The future may look sunny by some accounts, but the positive spin contrasts with a gloomy rear-view mirror. The Philly Fed’s ADS Index, a real-time business-cycle benchmark, fell sharply in Friday’s revision (thanks to weak industrial production data for October), settling at just above a level that’s considered a recession signal. The current -0.68 print for ADS is modestly above the -0.80 threshold that a San Francisco Fed research paper identified as a signal that a US recession has started. We’ve been here before in recent years and a rebound in growth pulled the economy back from the brink. Is this time different? Unclear, but we’ll know the answer soon.
Meantime, a fresh set of GDP nowcasts for the fourth quarter from the Atlanta and New York Fed banks paint a worrisome economic profile. On Friday (Nov. 15), the Atlanta Fed’s GDPNow model downgraded its real-time growth estimate to a weak 0.3% — a dramatic slowdown from the 1.9% increase in Q3. The New York Fed’s nowcast isn’t much better at a 0.4% gain (Nov. 15).
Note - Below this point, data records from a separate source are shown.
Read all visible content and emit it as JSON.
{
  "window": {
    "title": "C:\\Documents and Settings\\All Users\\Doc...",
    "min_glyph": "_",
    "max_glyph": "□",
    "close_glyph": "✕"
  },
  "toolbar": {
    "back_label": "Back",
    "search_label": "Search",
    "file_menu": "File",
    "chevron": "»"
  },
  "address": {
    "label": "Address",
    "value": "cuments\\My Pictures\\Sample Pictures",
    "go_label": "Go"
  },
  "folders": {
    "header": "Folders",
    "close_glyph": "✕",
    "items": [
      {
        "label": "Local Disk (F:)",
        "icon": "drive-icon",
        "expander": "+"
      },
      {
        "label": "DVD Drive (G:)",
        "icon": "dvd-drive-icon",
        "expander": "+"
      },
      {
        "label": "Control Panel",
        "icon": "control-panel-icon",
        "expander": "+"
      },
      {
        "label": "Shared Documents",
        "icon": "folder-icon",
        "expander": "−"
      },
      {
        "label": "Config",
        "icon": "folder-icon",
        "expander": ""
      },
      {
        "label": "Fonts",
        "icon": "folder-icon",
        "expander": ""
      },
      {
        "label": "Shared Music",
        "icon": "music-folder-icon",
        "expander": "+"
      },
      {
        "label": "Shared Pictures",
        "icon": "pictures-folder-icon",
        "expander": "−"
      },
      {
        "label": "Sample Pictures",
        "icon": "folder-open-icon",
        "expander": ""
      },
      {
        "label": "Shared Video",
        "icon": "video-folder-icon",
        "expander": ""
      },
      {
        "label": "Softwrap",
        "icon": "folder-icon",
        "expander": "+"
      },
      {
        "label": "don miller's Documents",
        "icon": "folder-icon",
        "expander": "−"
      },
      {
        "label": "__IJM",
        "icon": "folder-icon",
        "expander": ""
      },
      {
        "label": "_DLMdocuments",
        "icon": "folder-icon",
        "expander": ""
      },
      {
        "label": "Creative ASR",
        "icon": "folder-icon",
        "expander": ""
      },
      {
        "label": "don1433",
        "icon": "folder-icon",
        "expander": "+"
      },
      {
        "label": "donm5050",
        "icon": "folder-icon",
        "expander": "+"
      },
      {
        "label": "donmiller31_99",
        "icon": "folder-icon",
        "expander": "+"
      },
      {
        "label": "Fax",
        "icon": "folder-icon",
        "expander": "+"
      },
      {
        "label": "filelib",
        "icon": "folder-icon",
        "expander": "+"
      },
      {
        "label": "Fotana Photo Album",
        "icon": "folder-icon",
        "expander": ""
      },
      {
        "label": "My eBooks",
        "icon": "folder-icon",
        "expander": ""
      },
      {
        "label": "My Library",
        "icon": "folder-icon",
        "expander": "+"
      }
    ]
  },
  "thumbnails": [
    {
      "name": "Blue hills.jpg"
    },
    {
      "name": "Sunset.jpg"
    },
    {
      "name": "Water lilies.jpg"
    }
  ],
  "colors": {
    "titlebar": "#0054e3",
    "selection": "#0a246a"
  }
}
To be fair, other nowcasting models offer a more encouraging profile… sort of. Now-casting.com’s latest Q4 estimate is a relatively upbeat 1.1% (Nov. 15). But the model’s weekly revisions have been falling since late-September and so even here there’s plenty of room for
For another perspective, the Q4 outlook for the year-over-year change in GDP looks more encouraging, Output is currently expected to edge up to a moderate 2.2% annual pace in the final three months of 2019, slightly faster than Q3’s 2.0%, based on the average point forecast via The Capital Spectator’s combination-forecasting model. Note, however, that this spin on the outlook shows that the modest uptick in growth will fade in 2020.
It’s still early in Q4 for data and so it’s possible, perhaps even likely, that the economic profile will change, perhaps for the better. But for now the outlook appears biased to the downside for 2019’s final profile.
Keep in mind that the Philly Fed’s ADS Index is volatile and so the current warning sign in this index could easily fade in the next round of economic updates, starting with today’s
October numbers on housing starts.
Later in the week we’ll see
new data on weekly jobless claims (Thursday, Nov. 21) and November survey data
via PMIs (Friday, Nov. 22). Perhaps the most important number will be Friday’s preliminary
estimate of consumer sentiment for November. Econoday.com’s consensus point
forecast sees the index holding at a healthy level.
Nonetheless, the optimists are counting on a conspicuous improvement in hard data to bolster the case for a 2020 rebound. At the moment, supporting evidence is a bit thin.
Perhaps the critical data point to watch in the days ahead is Monday’s October update (Nov. 25) of the Chicago Fed National Activity Index, arguably the gold standard for monitoring the US business cycle through a robust econometric lens. The September reading for the three-month average is -0.24, indicating below-trend growth. That’s still moderately above the -0.70 mark that signals recession. If this falls further, optimism will take another hit.